Salvage/Salvation


Salvage/Salvation is an installation and performance project that explores the metaphysics of re-use and the philosophical, emotional and material implications of discard. The project is made for spaces that are between uses or slated for demolition, and appropriate outdoor sites. A group of visual and performing artists create independent but overlapping environments and performances grouped loosely around a central theme. The site itself, the surrounding community and any discarded materials found on-site inspire the exact character of the event. Through its methodology and the striking nature of the final environments, Salvage/Salvation seeks to bring ideas of scavenging and transformation to center stage and create a dialogue with the public about sustainable relationships to our physical environment, advocating ingenuity and unity.

Salvage/Salvation: SHINE

Salvage/Salvation: ARISE

Salvage/Salvation: HIVE

Salvage/Salvation: NEST

“…salvage/salvation, feeling compelled to not let things go to waste, yet facing the ephemeral nature of existence…” (Greg Wildes, participant, Salvage/Salvation Part I: HOME)
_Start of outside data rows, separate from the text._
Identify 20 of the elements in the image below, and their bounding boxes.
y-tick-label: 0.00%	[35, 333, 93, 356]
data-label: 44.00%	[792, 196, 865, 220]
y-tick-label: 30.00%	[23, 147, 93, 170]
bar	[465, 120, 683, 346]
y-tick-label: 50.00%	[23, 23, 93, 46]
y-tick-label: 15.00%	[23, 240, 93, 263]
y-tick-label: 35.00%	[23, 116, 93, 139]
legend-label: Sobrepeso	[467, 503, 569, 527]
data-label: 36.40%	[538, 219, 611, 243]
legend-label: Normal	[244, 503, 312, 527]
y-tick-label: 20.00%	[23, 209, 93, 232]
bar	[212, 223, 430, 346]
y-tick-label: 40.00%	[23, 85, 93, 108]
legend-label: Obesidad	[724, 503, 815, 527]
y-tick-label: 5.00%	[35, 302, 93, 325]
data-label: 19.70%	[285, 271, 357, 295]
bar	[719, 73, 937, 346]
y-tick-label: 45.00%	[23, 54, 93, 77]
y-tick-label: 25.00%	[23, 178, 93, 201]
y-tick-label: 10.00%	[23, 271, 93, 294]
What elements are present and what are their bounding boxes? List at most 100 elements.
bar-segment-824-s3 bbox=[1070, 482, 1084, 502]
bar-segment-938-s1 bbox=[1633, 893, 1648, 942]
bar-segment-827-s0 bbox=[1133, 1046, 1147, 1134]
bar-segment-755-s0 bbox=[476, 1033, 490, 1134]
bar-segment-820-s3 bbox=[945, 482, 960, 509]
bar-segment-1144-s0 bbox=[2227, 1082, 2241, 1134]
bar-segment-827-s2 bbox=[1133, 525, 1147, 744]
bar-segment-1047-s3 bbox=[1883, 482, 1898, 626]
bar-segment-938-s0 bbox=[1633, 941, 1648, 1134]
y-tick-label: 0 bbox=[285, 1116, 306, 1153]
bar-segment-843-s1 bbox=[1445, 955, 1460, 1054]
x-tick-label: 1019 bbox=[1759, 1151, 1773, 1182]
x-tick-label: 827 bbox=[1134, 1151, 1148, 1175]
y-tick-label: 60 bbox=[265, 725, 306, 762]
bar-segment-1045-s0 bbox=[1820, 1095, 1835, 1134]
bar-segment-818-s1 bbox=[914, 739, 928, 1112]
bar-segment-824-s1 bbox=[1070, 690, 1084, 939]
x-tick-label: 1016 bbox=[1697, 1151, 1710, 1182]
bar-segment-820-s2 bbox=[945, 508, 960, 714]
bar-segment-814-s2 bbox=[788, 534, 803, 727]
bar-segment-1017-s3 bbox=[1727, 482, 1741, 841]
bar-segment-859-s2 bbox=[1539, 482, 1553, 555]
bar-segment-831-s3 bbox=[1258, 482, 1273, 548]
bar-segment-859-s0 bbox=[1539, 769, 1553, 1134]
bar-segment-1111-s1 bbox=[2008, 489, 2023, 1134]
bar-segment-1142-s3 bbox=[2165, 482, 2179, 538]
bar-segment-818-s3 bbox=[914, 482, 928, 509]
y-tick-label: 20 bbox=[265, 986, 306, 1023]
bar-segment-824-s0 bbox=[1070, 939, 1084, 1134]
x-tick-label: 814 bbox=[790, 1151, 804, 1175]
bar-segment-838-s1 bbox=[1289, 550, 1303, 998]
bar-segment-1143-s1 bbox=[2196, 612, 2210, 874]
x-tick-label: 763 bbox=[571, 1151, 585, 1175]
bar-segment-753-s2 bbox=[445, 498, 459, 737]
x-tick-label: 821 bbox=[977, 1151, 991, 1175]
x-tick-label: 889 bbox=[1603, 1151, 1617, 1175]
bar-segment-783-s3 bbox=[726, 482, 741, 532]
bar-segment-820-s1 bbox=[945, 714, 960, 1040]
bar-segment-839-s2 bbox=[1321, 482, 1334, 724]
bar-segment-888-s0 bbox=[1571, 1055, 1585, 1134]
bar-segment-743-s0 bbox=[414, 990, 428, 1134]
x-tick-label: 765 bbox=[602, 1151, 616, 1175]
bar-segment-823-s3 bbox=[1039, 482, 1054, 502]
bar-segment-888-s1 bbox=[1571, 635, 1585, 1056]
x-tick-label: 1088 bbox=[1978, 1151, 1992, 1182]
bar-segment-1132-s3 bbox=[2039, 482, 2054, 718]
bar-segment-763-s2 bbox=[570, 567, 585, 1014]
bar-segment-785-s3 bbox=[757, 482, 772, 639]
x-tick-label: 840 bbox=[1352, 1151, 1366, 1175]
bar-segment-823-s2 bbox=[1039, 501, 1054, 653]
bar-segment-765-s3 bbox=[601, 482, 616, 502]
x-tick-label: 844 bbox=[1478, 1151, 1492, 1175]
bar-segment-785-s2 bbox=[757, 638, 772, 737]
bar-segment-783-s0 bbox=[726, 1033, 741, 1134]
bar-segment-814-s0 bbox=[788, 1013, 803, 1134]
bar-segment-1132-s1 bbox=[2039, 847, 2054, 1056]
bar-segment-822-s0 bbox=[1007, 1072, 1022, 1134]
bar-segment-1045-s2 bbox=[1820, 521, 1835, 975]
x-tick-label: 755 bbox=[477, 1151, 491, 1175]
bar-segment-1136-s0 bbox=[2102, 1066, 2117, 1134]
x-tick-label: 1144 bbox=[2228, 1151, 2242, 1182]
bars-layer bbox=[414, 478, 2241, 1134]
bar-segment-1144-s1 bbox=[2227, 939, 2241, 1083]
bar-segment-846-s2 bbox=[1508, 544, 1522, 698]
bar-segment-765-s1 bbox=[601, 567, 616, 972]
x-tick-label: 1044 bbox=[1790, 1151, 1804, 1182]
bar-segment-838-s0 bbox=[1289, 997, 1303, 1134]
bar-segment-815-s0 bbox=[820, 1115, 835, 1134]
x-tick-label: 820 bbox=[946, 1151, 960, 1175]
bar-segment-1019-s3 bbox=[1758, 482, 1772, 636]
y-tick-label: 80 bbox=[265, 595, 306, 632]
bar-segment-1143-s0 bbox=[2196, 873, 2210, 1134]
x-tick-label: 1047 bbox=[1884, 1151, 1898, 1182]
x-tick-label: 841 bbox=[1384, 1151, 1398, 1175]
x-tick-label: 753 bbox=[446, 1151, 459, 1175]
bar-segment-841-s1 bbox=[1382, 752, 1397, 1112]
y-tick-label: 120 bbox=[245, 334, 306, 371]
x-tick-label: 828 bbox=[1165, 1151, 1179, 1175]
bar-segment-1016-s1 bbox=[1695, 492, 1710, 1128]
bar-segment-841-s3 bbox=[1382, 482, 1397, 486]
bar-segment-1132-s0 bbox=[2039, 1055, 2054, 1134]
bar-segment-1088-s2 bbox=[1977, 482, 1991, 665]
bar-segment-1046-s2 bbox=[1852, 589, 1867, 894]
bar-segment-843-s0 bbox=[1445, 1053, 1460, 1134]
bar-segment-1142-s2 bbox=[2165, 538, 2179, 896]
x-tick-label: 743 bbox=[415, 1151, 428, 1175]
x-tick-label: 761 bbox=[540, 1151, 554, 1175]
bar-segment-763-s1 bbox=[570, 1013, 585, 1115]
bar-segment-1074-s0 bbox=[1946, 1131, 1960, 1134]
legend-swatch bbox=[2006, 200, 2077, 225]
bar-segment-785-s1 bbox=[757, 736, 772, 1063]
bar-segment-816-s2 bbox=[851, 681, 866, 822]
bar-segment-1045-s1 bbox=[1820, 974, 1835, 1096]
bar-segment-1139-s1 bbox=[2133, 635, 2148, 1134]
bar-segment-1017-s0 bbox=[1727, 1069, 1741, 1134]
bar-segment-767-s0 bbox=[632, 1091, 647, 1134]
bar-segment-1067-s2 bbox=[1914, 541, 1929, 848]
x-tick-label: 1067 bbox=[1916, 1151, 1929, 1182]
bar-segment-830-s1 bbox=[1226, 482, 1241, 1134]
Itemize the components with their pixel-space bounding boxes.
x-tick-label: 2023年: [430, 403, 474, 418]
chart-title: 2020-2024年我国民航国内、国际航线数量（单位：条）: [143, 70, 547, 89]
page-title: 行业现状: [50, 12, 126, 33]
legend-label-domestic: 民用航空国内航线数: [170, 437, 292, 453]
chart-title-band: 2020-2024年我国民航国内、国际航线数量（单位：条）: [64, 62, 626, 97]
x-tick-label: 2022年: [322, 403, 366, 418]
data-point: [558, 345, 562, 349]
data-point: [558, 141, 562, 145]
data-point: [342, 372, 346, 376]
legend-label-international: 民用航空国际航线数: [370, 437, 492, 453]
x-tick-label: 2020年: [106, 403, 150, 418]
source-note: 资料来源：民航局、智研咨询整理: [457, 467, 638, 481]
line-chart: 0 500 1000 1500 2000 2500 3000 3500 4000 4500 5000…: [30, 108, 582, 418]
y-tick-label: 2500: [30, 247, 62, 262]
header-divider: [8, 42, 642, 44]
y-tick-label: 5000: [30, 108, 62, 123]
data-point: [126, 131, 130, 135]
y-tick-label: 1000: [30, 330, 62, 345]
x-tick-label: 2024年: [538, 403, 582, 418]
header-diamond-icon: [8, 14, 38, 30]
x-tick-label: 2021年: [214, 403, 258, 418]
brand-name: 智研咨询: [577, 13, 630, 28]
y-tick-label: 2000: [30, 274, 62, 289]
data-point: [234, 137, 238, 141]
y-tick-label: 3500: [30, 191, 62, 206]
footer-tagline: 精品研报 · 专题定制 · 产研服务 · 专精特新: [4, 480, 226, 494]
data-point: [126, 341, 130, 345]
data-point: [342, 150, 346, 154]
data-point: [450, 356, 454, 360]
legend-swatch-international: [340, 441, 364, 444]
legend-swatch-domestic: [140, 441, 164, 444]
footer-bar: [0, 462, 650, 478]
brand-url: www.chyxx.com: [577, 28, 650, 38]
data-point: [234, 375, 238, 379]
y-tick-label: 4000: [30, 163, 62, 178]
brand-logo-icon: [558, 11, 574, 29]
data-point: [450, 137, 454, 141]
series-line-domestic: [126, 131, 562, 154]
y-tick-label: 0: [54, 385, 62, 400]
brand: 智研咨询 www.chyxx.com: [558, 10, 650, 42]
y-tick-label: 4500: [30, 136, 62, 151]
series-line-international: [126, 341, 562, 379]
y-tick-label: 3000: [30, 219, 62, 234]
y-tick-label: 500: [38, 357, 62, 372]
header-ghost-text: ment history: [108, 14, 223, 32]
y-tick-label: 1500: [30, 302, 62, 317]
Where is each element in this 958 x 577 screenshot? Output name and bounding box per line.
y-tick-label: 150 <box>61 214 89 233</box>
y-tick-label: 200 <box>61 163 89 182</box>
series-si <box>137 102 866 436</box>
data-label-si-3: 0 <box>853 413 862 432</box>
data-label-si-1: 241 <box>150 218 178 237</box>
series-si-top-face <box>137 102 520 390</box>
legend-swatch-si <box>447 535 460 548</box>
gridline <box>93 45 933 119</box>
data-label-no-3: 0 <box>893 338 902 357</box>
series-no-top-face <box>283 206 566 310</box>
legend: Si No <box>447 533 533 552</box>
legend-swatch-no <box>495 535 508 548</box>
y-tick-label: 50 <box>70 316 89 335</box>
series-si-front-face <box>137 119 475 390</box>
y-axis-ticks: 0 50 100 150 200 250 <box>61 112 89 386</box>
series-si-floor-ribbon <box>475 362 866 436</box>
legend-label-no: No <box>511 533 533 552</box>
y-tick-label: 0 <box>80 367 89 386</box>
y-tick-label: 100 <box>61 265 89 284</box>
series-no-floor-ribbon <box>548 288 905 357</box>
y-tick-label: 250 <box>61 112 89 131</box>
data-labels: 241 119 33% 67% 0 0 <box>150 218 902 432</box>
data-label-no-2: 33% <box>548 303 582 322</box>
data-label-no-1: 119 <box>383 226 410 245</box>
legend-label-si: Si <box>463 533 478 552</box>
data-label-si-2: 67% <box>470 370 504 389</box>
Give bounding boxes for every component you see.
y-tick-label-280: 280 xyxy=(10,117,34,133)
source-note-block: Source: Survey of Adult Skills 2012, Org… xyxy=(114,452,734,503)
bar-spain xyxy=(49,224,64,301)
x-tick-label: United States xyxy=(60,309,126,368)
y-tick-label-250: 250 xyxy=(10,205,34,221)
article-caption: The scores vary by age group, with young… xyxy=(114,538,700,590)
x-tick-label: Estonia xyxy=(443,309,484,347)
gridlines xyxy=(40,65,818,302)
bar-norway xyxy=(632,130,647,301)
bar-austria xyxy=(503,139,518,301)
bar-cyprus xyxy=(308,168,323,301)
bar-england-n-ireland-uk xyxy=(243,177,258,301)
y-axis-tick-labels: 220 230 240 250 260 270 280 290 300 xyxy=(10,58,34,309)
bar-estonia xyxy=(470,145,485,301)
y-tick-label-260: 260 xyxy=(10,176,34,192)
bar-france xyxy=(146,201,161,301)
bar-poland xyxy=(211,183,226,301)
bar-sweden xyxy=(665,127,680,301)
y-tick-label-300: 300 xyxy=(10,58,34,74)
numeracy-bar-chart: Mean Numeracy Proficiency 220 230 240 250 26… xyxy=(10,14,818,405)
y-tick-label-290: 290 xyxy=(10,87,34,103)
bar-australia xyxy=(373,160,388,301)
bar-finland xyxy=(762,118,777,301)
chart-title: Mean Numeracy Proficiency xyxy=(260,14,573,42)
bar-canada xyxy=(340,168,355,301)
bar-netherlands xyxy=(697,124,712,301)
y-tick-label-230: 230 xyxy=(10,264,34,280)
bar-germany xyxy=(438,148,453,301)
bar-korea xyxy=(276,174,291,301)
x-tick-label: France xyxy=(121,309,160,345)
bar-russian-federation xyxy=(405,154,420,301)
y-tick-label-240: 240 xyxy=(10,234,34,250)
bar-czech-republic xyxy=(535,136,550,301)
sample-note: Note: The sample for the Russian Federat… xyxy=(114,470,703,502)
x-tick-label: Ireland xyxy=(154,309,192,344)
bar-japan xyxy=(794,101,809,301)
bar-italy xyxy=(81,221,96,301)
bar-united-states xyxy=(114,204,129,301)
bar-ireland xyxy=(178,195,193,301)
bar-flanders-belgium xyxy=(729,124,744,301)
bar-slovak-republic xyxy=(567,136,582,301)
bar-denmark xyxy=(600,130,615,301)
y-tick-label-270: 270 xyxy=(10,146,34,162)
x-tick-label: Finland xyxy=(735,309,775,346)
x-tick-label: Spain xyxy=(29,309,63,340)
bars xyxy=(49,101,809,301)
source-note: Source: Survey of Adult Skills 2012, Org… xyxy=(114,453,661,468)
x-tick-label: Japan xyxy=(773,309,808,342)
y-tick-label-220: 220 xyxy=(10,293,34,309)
The guiding questions for Salvage/Salvation are:

How do we view decay and loss? Death and decay, on big and small scales, are always in our lives—from rotting fruit to a broken stereo to a bombed-out city to the death of a relative to the ruins of once-great structures. How do we approach these experiences? Do we accept or reject them, live with them or repress them?

What do we discard, materially and socially, emotionally and spiritually, and what place do these discards have in our lives? How do we value discards? We are sometimes encouraged to discard the reality of death and loss, but does the life span of an object or state of mind end when we’re “done” with it? How does it continue in the world?

What makes garbage garbage? There is comfort in excess; it is desirable to have enough to throw “away,” and a deep sense of cleansing in the act of discarding. How does this form, and can it be changed?

In a world of dwindling resources, how do we become a society of scavengers and survivors rather than producers and consumers? When in life are people scavengers? We want to affirm the already-existing roles and skills of scavenger and survivor that people take on in their lives (retrieving objects from the side of the road, creating a planter from a bathtub, finding furniture in Dumpsters, etc.).